Tarih, coğrafya, bibliyografi ve biyografya alanlarında önemli eserler veren Katip Çelebi, 362 yıl önce bugün vefat etti.
Şubat 1609'da İstanbul'da doğan Katip Çelebi'nin gerçek adı Mustafa.
Ordu katipliği yaptığı için ulema ve halk arasında Katip Çelebi lakabıyla, Divan-ı Hümayun mensupları arasında ise Hacı Halife ismiyle tanınıyordu.
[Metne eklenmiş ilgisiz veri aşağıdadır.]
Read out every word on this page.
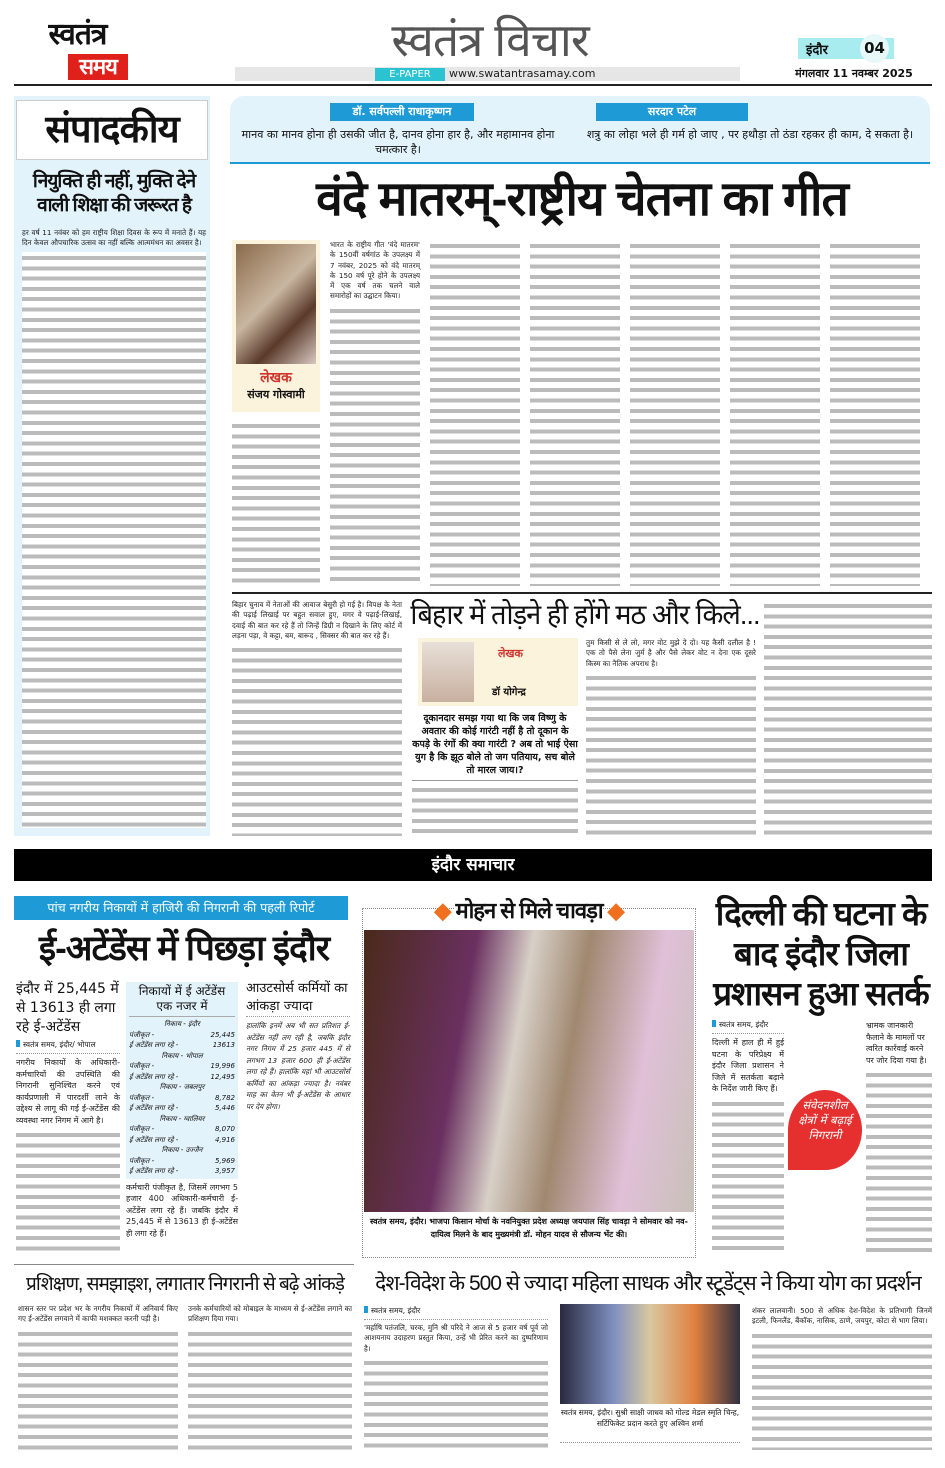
स्वतंत्र
समय
स्वतंत्र विचार
E-PAPER	www.swatantrasamay.com
इंदौर 04
मंगलवार 11 नवम्बर 2025
संपादकीय
नियुक्ति ही नहीं, मुक्ति देने वाली शिक्षा की जरूरत है
हर वर्ष 11 नवंबर को हम राष्ट्रीय शिक्षा दिवस के रूप में मनाते हैं। यह दिन केवल औपचारिक उत्सव का नहीं बल्कि आत्ममंथन का अवसर है।
डॉ. सर्वपल्ली राधाकृष्णन
मानव का मानव होना ही उसकी जीत है, दानव होना हार है, और महामानव होना चमत्कार है।
सरदार पटेल
शत्रु का लोहा भले ही गर्म हो जाए , पर हथौड़ा तो ठंडा रहकर ही काम, दे सकता है।
वंदे मातरम्-राष्ट्रीय चेतना का गीत
लेखक
संजय गोस्वामी
भारत के राष्ट्रीय गीत 'वंदे मातरम' के 150वीं वर्षगांठ के उपलक्ष्य में 7 नवंबर, 2025 को वंदे मातरम् के 150 वर्ष पूरे होने के उपलक्ष्य में एक वर्ष तक चलने वाले समारोहों का उद्घाटन किया।
बिहार चुनाव में नेताओं की आवाज बेसुरी हो गई है। विपक्ष के नेता की पढ़ाई लिखाई पर बहुत सवाल हुए, मगर वे पढ़ाई-लिखाई, दवाई की बात कर रहे हैं तो जिन्हें डिग्री न दिखाने के लिए कोर्ट में लड़ना पड़ा, वे कट्टा, बम, बारूद , सिक्सर की बात कर रहे हैं।
बिहार में तोड़ने ही होंगे मठ और किले...
लेखक
डॉ योगेन्द्र
दूकानदार समझ गया था कि जब विष्णु के अवतार की कोई गारंटी नहीं है तो दूकान के कपड़े के रंगों की क्या गारंटी ? अब तो भाई ऐसा युग है कि झूठ बोले तो जग पतियाय, सच बोले तो मारल जाय।?
तुम किसी से ले लो, मगर वोट मुझे दे दो। यह कैसी दलील है ! एक तो पैसे लेना जुर्म है और पैसे लेकर वोट न देना एक दूसरे किस्म का नैतिक अपराध है।
इंदौर समाचार
पांच नगरीय निकायों में हाजिरी की निगरानी की पहली रिपोर्ट
ई-अटेंडेंस में पिछड़ा इंदौर
इंदौर में 25,445 में से 13613 ही लगा रहे ई-अटेंडेंस
स्वतंत्र समय, इंदौर/ भोपाल
नगरीय निकायों के अधिकारी-कर्मचारियों की उपस्थिति की निगरानी सुनिश्चित करने एवं कार्यप्रणाली में पारदर्शी लाने के उद्देश्य से लागू की गई ई-अटेंडेंस की व्यवस्था नगर निगम में आगे है।
निकायों में ई अटेंडेंस एक नजर में
निकाय - इंदौर
पंजीकृत -	25,445
ई अटेंडेंस लगा रहे -	13613
निकाय - भोपाल
पंजीकृत -	19,996
ई अटेंडेंस लगा रहे -	12,495
निकाय - जबलपुर
पंजीकृत -	8,782
ई अटेंडेंस लगा रहे -	5,446
निकाय - ग्वालियर
पंजीकृत -	8,070
ई अटेंडेंस लगा रहे -	4,916
निकाय - उज्जैन
पंजीकृत -	5,969
ई अटेंडेंस लगा रहे -	3,957
कर्मचारी पंजीकृत है, जिसमें लगभग 5 हजार 400 अधिकारी-कर्मचारी ई-अटेंडेंस लगा रहे हैं। जबकि इंदौर में 25,445 में से 13613 ही ई-अटेंडेंस ही लगा रहे हैं।
आउटसोर्स कर्मियों का आंकड़ा ज्यादा
हालांकि इनमें अब भी सत प्रतिशत ई-अटेंडेंस नहीं लग रही है, जबकि इंदौर नगर निगम में 25 हजार 445 में से लगभग 13 हजार 600 ही ई-अटेंडेंस लगा रहे हैं। हालांकि यहां भी आउटसोर्स कर्मियों का आंकड़ा ज्यादा है। नवंबर माह का वेतन भी ई-अटेंडेंस के आधार पर देय होगा।
◆ मोहन से मिले चावड़ा ◆
स्वतंत्र समय, इंदौर। भाजपा किसान मोर्चा के नवनियुक्त प्रदेश अध्यक्ष जयपाल सिंह चावड़ा ने सोमवार को नव- दायित्व मिलने के बाद मुख्यमंत्री डॉ. मोहन यादव से सौजन्य भेंट की।
दिल्ली की घटना के बाद इंदौर जिला प्रशासन हुआ सतर्क
स्वतंत्र समय, इंदौर
दिल्ली में हाल ही में हुई घटना के परिप्रेक्ष्य में इंदौर जिला प्रशासन ने जिले में सतर्कता बढ़ाने के निर्देश जारी किए हैं।
भ्रामक जानकारी फैलाने के मामलों पर त्वरित कार्रवाई करने पर जोर दिया गया है।
संवेदनशील क्षेत्रों में बढ़ाई निगरानी
प्रशिक्षण, समझाइश, लगातार निगरानी से बढ़े आंकड़े
शासन स्तर पर प्रदेश भर के नगरीय निकायों में अनिवार्य किए गए ई-अटेंडेंस लगवाने में काफी मशक्कत करनी पड़ी है।
उनके कर्मचारियों को मोबाइल के माध्यम से ई-अटेंडेंस लगाने का प्रशिक्षण दिया गया।
देश-विदेश के 500 से ज्यादा महिला साधक और स्टूडेंट्स ने किया योग का प्रदर्शन
स्वतंत्र समय, इंदौर
'मर्हाषि पतंजलि, चरक, मुनि श्री परिदे ने आज से 5 हजार वर्ष पूर्व जो आशयनाय उदाहरण प्रस्तुत किया, उन्हें भी प्रेरित करने का दुष्परिणाम है।
स्वतंत्र समय, इंदौर। सुश्री साक्षी जाधव को गोल्ड मेडल स्मृति चिन्ह, सर्टिफिकेट प्रदान करते हुए अश्विन शर्मा
शंकर लालवानी। 500 से अधिक देश-विदेश के प्रतिभागी जिनमें इटली, फिनलैंड, बैंकॉक, नासिक, ठाणे, जयपुर, कोटा से भाग लिया।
Asker olan babası Abdullah, Katip Çelebi'nin iyi bir eğitim alması için küçük yaşlardan itibaren özel hocalar tutarak, yetişmesini sağladı.
Katip Çelebi, 14 yaşına geldiğinde babası kendisini maaşından 14 dirhem harçlık bağlayarak yanına aldı.
Böylece Divan-ı Hümayun kalemlerinden Anadolu Muhasebeciliği Kalemine girerek, burada hesap kaidelerini, erkam ve siyakat yazısını öğrendi.
Ertesi yıl Abaza Paşa isyanını bastırmak için Erzurum'a giden orduyla babasının yanında Tercan, 1626'da ise Bağdat seferlerine katıldı.
Her iki seferde de savaşın bütün safhalarına ve sıkıntılarına şahit olan Katip Çelebi, aynı yıl babasını ve amcasını kaybetti.
İstanbul'a dönünce devrin önemli din adamlarından Kadızade Mehmed Efendi'nin derslerine devam eden Katip Çelebi, 1630'da Hüsrev Paşa'nın maiyetinde Hemedan ve Bağdat seferlerine katıldı.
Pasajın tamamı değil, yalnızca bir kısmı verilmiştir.